Земля давно, очевидно, сгорела бы в адовом огне, не будь стариков… Именно они и поддерживают равновесие добра и зла в мире и в самом человеке… А смерть с жизнью действительно всегда рядом, и власть здесь ни при чем… Почему только власть? Вижу, вы опять со мной не согласны…
– Я простой человек, – сказал лесник. – У меня за спиной и грамоты три класса, куда мне вашу мудрость понять…
– Мудрость не от образования, мудрость от самого себя, – тихо, чуть слышно уронил Малоярцев, с тихими, пустыми глазами, устремленными куда-то в лесную даль, и Захар впервые ощутил какое-то слепое равенство со своим высоким гостем; просто на удобной скамейке сидели рядышком два старых, отживших свое, никому не нужных человека и делились друг с другом своими неурядицами и тяжелыми мыслями о себе, о других, о жизни, всегда приходящими в эту пору в избытке. И он пожалел гостя из-за его неразумного страха.

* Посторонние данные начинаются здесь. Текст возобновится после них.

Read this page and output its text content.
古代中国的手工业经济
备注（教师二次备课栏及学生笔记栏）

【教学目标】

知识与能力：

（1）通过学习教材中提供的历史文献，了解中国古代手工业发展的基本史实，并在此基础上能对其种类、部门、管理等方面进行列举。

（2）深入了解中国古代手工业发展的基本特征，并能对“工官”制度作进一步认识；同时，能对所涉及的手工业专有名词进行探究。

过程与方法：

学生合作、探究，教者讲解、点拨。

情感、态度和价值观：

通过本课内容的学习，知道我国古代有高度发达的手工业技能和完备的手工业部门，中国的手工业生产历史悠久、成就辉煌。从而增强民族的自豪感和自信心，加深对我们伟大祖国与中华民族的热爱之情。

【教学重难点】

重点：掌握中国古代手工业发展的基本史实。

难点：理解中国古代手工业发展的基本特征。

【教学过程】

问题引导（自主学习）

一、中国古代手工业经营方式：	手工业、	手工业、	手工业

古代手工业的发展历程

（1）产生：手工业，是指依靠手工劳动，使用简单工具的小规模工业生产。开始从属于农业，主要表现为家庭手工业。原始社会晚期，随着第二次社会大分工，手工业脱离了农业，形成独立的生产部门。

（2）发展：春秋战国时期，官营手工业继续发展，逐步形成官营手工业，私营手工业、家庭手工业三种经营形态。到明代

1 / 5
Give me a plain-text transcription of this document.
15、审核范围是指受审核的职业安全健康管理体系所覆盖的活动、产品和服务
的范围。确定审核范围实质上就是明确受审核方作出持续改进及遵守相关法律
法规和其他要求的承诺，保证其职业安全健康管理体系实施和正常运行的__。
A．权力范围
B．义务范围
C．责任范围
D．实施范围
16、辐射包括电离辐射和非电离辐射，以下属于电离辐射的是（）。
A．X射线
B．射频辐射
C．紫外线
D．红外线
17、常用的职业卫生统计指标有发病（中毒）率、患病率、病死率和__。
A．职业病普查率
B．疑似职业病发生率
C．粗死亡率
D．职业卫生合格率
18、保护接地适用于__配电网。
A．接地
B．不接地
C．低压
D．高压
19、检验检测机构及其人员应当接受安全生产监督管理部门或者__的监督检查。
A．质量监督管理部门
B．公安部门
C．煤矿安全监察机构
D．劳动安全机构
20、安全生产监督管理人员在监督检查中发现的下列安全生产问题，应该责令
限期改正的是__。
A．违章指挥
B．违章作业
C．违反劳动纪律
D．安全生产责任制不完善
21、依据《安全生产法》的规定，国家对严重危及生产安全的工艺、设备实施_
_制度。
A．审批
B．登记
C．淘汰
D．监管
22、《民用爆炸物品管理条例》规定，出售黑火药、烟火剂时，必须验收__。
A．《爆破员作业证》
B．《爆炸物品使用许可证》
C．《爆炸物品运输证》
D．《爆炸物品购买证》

– Старость, оно, конечно, того, не колокольня, много не назвонишь, – закивал он, словно утешая и себя, и гостя. – Жалко, мало человеку дадено, вспыхнуло, прогорело, вроде ничего и не было. А молодые идут себе, подпирают… Они нашего ничего не знают, им свое подай… Вон какой звон стоит, они-то в жизнь рвутся, как тому и положено… Вверху-то думают, что именно они и руководят всем. А как так они могут руководить, если им и баба уже ни к чему? Как же они могут что-то хотеть без этого? Молодых понимать? Нет, тут уж от жизни один цирк и остается… Вот коли такое понять, тяжесть сразу и кончится…
– Не кончится, Захар Тарасович, – упрямо, с мучительной безнадежностью выговорил Малоярцев.
– Пройдет, пройдет, – опять не захотел отступить лесник, глядя открыто и прямо. – Вы попробуйте…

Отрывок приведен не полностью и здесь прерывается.